Потом от меня неделю все придворные шарахались, как от чумного. А Бернард мне рассказывал, что болтают, злил меня, смешил… А я только радовался, что поднял такой старый труп — сложно сделать так, чтоб он не рассыпался по дороге.

Весёлое было время… Вот как раз тогда примерно Розамунда родила.

Сына. И его, натурально, назвали Людвигом. Я был против, но меня никто не спрашивал. Как водится.

Мне его показали один раз и унесли, будто я могу его перепачкать взглядом. Чистенький младенчик. Без меток проклятой крови. Двор ужасно радовался.

И после родов моя прелестная супруга меня в опочивальне принимать не могла — поправляла здоровье. Ну и слава Господу. Я к ней днём зашёл — принёс ветки рябины с замёрзшими ягодами и сосновые ветки. На удачу. Она это всё швырнула на пол и сказала, чтоб я убирался к своим гнилым дружкам на кладбище.

И я убрался к гнилым дружкам. И неожиданно обзавёлся настоящим другом.

Ночь, помню, стояла морозная — дышать больно, всё внутри смерзается. Полнолуние. Красиво так снег блестит, словно парча, деревья все в инее, памятники на могилах тоже в инее — этакое парадное убранство. Я ещё подумал — будто важных гостей ждём. Как в воду глядел.

Важный гость вышел из тени старого склепа и ко мне… не пошёл, нет — потёк, поплыл. Так ходят кошки, змеи ползают… Я моментально сообразил, с кем имею дело: Дар на него отозвался, как струна на камертон — чистым, точным, нежным звуком.

Я стоял — сердце рёбра ломало, — задрав подбородок, руки скрестив, ждал, когда он приблизится. А он поклонился так, что снег обмёл локонами. Потом поднял голову — и я с ним встретился взглядом.

Тёмные горящие рубины. Всевидящие очи Князя Сумерек.

Я протянул руку — ни в чём не был уверен, но блюл ритуал, — и он обозначил поцелуй. Руки у меня замёрзли (я был без перчаток, чтоб чужая кожа не мешала в работе), но уста у него были холодней самого мороза, холодны смертным холодом. И в меня влилась его Сила через это лобзание. Если мой Дар похож на бушующий адский огонь, то его Сила показалась чем-то вроде ледяного ветра, втекла в мою душу, смешалась…

Я тогда почувствовал такое запредельное блаженство, что закричать хотелось. И такую мощь, что, кажется, резани я сейчас запястье — всё кладбище встанет, а заодно — призраки, демоны, нечисть ночная, в ком больше мёртвого, чем живого… Все преклонят колена. Меня в жар бросило, несмотря на мороз.

И тут он молвил — голос низкий, нежный, медовый, до самого сердца:

— Я вас приветствую, ваше высочество. Сумерки вас приветствуют. Моё имя — Оскар.

У меня в горле пересохло. Еле выговорил:

— Здравствуйте, Князь.

А он продолжает:

— Мы давно видим вас за работой, ваше прекрасное высочество. Вы до сих пор не обращались к Господам Вечности, занимаясь другими, безусловно более важными делами, и я взял на себя смелость привлечь ваше просвещённейшее внимание к вашим неумершим подданным. Покорно прошу простить меня.

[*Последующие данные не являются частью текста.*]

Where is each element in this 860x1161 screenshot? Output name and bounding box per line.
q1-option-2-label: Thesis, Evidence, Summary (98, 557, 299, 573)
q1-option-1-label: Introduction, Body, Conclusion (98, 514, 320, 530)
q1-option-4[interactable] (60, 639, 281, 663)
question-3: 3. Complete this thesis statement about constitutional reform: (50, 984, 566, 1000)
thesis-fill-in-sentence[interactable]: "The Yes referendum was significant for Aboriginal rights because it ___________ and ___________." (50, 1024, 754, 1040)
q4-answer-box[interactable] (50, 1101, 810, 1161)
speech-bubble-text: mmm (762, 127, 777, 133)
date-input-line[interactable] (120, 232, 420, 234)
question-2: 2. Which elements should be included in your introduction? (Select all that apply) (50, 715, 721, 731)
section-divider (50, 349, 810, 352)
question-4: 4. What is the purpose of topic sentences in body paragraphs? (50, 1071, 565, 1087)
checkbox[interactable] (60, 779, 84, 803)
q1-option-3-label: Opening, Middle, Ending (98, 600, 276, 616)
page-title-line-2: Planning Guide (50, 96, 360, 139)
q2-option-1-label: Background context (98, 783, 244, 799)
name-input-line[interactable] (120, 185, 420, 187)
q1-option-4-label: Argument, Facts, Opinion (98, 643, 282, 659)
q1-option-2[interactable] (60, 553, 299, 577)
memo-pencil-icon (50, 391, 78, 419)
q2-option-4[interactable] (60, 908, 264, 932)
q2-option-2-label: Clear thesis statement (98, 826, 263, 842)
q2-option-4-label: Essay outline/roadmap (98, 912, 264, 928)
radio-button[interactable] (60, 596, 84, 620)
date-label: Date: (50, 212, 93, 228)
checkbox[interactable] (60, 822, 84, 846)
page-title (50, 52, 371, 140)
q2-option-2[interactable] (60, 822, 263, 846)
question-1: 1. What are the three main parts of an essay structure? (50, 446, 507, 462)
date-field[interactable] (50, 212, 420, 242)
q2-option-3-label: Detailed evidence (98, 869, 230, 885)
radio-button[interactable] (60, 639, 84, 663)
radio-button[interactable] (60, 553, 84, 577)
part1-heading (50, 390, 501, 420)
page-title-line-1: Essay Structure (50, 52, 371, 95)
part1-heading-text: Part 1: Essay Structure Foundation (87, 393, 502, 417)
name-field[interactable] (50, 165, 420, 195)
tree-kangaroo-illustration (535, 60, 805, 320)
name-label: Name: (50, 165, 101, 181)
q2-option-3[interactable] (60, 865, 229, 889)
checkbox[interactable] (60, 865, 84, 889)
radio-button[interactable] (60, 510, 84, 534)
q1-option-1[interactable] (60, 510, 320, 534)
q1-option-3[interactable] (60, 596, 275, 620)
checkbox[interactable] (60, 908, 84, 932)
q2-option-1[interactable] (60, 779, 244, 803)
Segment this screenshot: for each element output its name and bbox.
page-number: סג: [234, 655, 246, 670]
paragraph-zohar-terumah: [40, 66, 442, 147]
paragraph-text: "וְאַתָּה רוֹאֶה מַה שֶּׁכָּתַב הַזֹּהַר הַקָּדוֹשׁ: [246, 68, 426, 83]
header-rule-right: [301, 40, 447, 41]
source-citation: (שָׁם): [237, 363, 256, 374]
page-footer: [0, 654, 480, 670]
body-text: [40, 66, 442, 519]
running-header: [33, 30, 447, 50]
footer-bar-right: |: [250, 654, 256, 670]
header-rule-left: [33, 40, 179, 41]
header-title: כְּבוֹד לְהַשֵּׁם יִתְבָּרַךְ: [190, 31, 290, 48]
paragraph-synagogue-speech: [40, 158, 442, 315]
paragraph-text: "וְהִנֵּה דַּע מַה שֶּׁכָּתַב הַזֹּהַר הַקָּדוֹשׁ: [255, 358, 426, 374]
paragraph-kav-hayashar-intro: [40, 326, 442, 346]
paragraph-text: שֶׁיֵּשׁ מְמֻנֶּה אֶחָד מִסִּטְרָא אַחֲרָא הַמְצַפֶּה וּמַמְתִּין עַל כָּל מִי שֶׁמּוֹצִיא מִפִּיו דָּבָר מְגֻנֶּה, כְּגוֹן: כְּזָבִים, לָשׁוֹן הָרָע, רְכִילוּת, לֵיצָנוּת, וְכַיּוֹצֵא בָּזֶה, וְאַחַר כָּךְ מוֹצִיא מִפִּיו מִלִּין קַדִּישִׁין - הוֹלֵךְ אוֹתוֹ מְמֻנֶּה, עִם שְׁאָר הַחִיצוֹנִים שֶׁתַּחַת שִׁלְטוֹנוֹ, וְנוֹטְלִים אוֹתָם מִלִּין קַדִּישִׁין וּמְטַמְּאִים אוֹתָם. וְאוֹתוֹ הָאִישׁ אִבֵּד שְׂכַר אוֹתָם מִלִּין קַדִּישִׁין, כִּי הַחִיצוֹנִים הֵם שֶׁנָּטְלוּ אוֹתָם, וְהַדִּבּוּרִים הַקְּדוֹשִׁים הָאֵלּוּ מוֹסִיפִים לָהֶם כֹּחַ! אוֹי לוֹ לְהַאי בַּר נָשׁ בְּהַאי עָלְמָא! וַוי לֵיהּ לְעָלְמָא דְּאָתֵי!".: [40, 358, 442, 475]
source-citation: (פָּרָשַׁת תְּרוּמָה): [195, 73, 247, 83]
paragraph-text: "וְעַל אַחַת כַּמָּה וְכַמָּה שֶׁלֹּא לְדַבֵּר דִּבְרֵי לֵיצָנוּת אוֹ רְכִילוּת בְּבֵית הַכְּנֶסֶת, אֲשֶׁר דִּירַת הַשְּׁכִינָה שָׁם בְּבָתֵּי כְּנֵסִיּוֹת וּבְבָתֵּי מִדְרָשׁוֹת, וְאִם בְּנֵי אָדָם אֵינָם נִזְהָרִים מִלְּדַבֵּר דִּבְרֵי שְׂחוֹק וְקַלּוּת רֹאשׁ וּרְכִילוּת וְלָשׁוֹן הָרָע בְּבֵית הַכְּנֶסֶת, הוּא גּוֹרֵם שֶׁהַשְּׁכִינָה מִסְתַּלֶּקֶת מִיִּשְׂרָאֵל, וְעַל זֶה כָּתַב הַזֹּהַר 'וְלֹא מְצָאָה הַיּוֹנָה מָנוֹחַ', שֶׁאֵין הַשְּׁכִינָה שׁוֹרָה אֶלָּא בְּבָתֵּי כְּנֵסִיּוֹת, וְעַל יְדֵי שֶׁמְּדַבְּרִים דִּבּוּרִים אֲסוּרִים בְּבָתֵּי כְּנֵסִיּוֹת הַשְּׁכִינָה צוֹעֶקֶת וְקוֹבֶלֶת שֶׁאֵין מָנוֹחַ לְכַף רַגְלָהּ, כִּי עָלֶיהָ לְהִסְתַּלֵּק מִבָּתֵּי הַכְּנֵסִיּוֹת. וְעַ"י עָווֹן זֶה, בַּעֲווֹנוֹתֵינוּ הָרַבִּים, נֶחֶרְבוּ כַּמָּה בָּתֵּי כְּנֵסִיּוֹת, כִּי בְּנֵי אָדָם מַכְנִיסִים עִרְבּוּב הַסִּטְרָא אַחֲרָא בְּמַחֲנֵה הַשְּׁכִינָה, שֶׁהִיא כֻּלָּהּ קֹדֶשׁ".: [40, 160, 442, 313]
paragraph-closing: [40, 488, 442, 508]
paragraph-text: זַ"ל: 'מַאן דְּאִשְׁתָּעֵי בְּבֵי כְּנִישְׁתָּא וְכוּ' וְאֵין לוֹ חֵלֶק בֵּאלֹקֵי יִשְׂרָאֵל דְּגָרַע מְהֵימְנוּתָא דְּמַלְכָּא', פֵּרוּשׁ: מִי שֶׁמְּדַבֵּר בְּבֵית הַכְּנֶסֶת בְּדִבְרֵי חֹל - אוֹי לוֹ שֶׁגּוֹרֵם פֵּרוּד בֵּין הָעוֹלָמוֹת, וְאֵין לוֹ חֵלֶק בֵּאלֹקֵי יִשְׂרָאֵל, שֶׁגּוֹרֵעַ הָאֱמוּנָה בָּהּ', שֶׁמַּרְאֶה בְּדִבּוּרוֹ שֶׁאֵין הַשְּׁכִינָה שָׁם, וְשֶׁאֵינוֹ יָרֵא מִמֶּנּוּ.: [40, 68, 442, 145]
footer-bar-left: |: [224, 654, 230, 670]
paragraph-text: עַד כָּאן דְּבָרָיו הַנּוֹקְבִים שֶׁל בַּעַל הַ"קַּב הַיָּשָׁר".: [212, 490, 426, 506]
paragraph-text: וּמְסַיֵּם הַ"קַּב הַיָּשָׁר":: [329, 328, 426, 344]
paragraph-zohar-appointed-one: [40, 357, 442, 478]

Я тем временем взял себя в руки, отдышался — и произнёс:

— Я рад, что вы со мной заговорили, Князь. Это у меня промашка вышла, мне давно надо было побеседовать… с кем-нибудь из ваших… товарищей. Но я только пытаюсь учиться…

Тогда Оскар мне улыбнулся, как люди никогда не улыбались — кроме Нэда, может быть, — и сказал:

— Ваше высочество, вам не в чем себя упрекнуть. Вы юны, а в городе нет ни одного некроманта, который мог бы хоть отчасти помочь вам в постижении тайн вашего Дара, к тому же, насколько нам известно, смертные весьма мешают вашим поискам сокровенного знания. Я — один из старших Князей Междугорья — покорнейше прошу вас, ваше высочество, позволить мне чуть-чуть, в меру моих скромнейших сил и ничтожных познаний возместить вам отсутствие наставника-человека…

Как я его любил в тот момент, как был ему благодарен — нет слов описать. Я бы ему на шею бросился, не будь он таким невероятно церемонным. Милый Оскар, замечательный неумерший, просто вот так пришёл и подарил. Мне так редко делали подарки — я бы отдарился чем угодно.

Я ему сказал:

— Дорогой Князь, я буду счастлив воспользоваться вашим предложением… Может, я могу что-нибудь для вас сделать?

Оскар тряхнул тёмными кудрями, улыбнулся — только клыки в лунном свете блеснули, крохотные такие кинжалы, отлитые из сахара.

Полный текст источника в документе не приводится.